O PCC já chega a um nível próximo da máfia?
Ainda não. O
PCC hoje é uma pré-máfia. Ele se equipara às máfias siciliana, calabresa
e outras pela questão territorial, mas ele ainda não é uma organização
transnacional. O PCC é uma organização transfronteiriça, ele se comunica
com o Paraguai, onde tem plantios de maconha, tem algumas atividades,
mas ele não tem aquilo que na convenção de Palermo, em que se discute o
crime transnacional, uma atuação transnacional em rede. Ele ainda não
tem capacidade para reciclar o dinheiro. Falo de reciclagem, não de
lavagem.
O que seria essa reciclagem?
Seria pegar o
dinheiro já lavado e transformá-lo em outra atividade lícita. Por
exemplo, pegar o dinheiro já lavado e investir na bolsa de Frankfurt,
como fez a N’drangheta calabresa. Seria lavar o dinheiro em postos de
gasolina e ter uma atuação mais forte economicamente. Algo como ter
controle das ações da Petrobras. O PIB do PCC é ainda muito fraco. Ao
contrário do que o que representa o PIB da Cosa Nostra na economia
italiana. Ou o que representa o PIB do narcotráfico colombiano, dos
cartelitos colombianos, na Colômbia. Ou o que representa o narcotráfico
com organizações transnacionais no Marrocos, que tem o controle da
maconha, do haxixe e envolve milhões de famílias. Repito, o PCC é uma
pré-máfia.
E o componente político? O PCC já obteve?
É a primeira
vez que se tem a infiltração de um órgão de poder com o deputado [Luiz
Moura]. Mas ainda não temos uma condenação definitiva. E essas grandes
organizações criminosas se infiltram no poder. Elas influenciam
eleitoralmente, é algo que o PCC ainda não fez, embora já tenha tentado
lançar uma candidata à vereadora de São Paulo.

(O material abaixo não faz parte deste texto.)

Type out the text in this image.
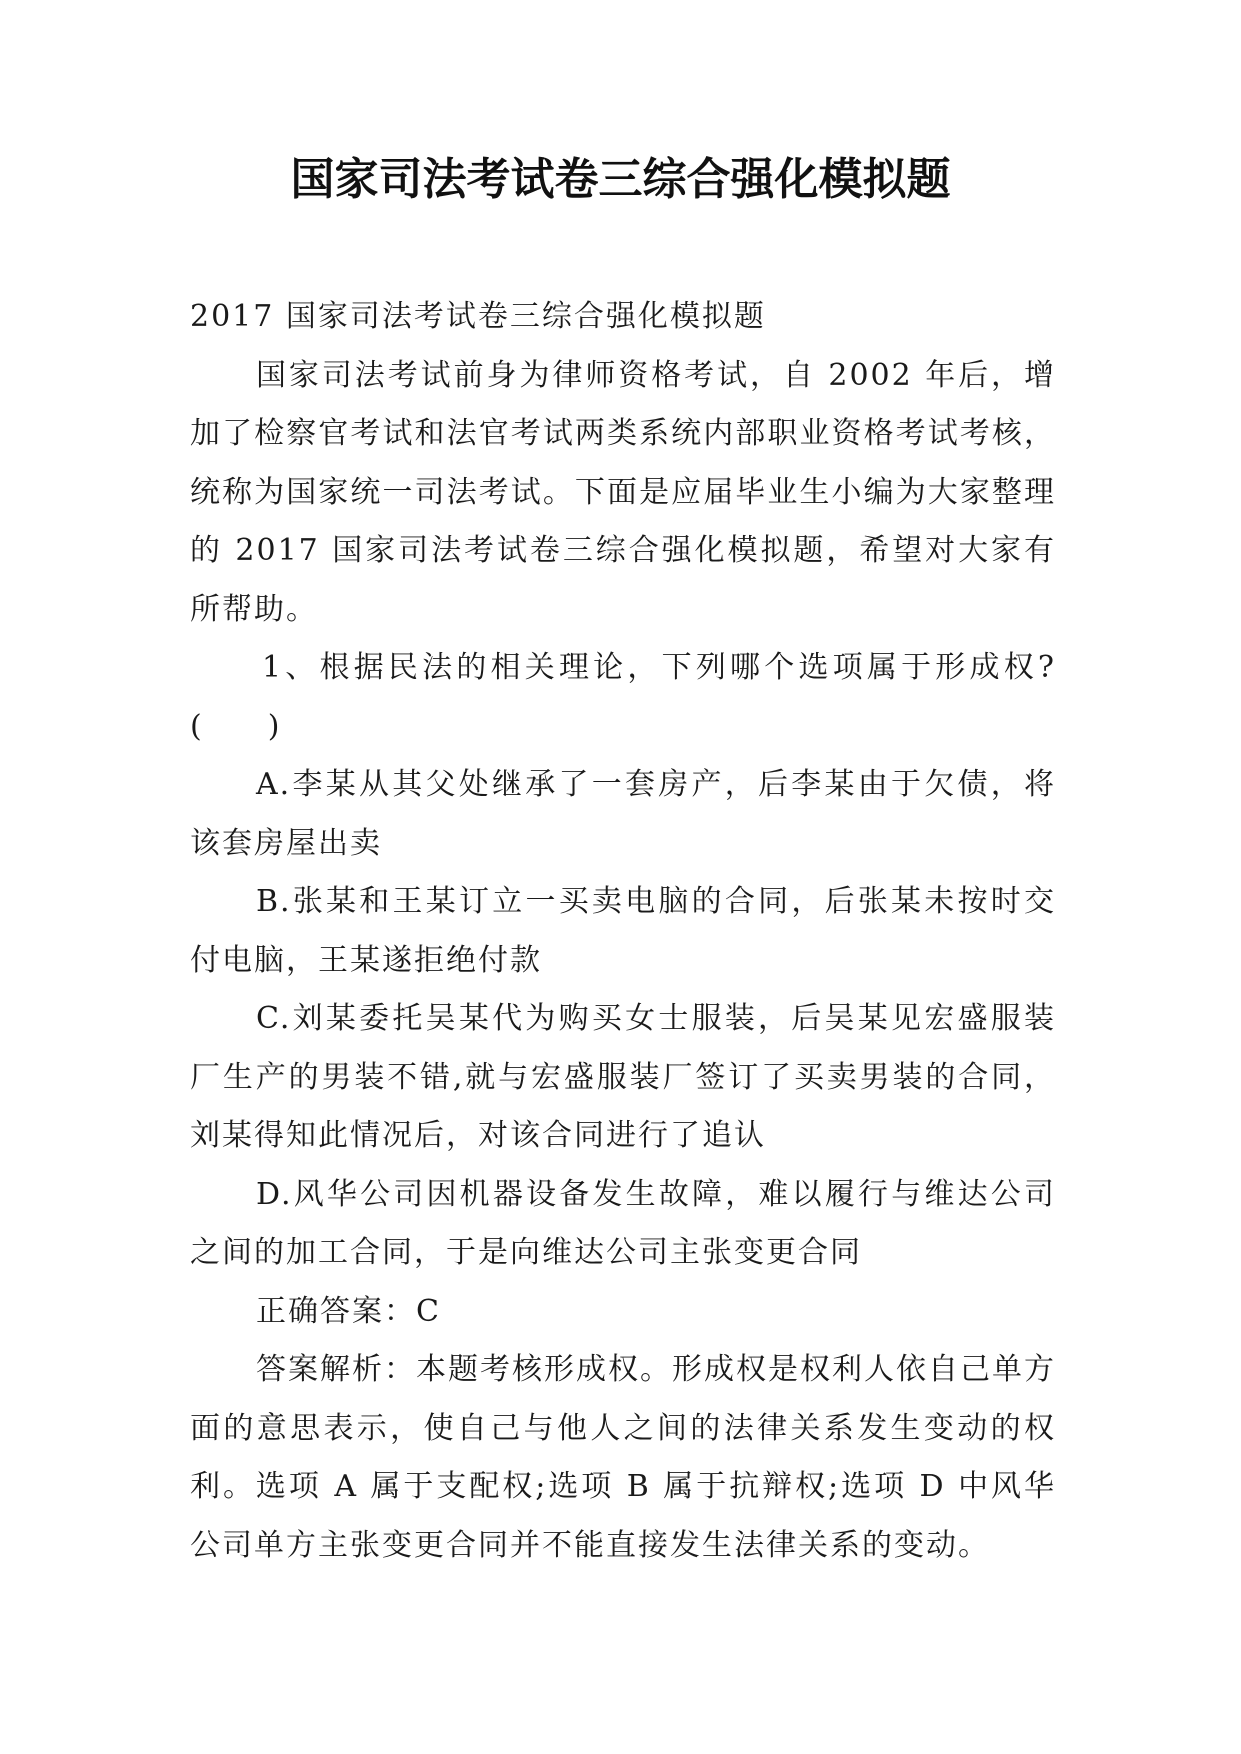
国家司法考试卷三综合强化模拟题

2017 国家司法考试卷三综合强化模拟题

国家司法考试前身为律师资格考试，自 2002 年后，增加了检察官考试和法官考试两类系统内部职业资格考试考核，统称为国家统一司法考试。下面是应届毕业生小编为大家整理的 2017 国家司法考试卷三综合强化模拟题，希望对大家有所帮助。

1、根据民法的相关理论，下列哪个选项属于形成权?(　　)

A.李某从其父处继承了一套房产，后李某由于欠债，将该套房屋出卖

B.张某和王某订立一买卖电脑的合同，后张某未按时交付电脑，王某遂拒绝付款

C.刘某委托吴某代为购买女士服装，后吴某见宏盛服装厂生产的男装不错,就与宏盛服装厂签订了买卖男装的合同，刘某得知此情况后，对该合同进行了追认

D.风华公司因机器设备发生故障，难以履行与维达公司之间的加工合同，于是向维达公司主张变更合同

正确答案：C

答案解析：本题考核形成权。形成权是权利人依自己单方面的意思表示，使自己与他人之间的法律关系发生变动的权利。选项 A 属于支配权;选项 B 属于抗辩权;选项 D 中风华公司单方主张变更合同并不能直接发生法律关系的变动。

E como evitar que o PCC supere esse estágio e chegue ao mesmo nível de uma máfia?
Eu não tenho
filiação política partidária. Até por isso posso dizer que em São Paulo o
problema é a incompetência dos governos do PSDB no Estado e,
principalmente, do atual governador Geraldo Alckmin. Ele não tem nenhum
preparo para cuidar disso, com uma polícia despreparada.
Internacionalmente, o caminho para se combater essas organizações é
combater economicamente, desfalcar o bolso delas.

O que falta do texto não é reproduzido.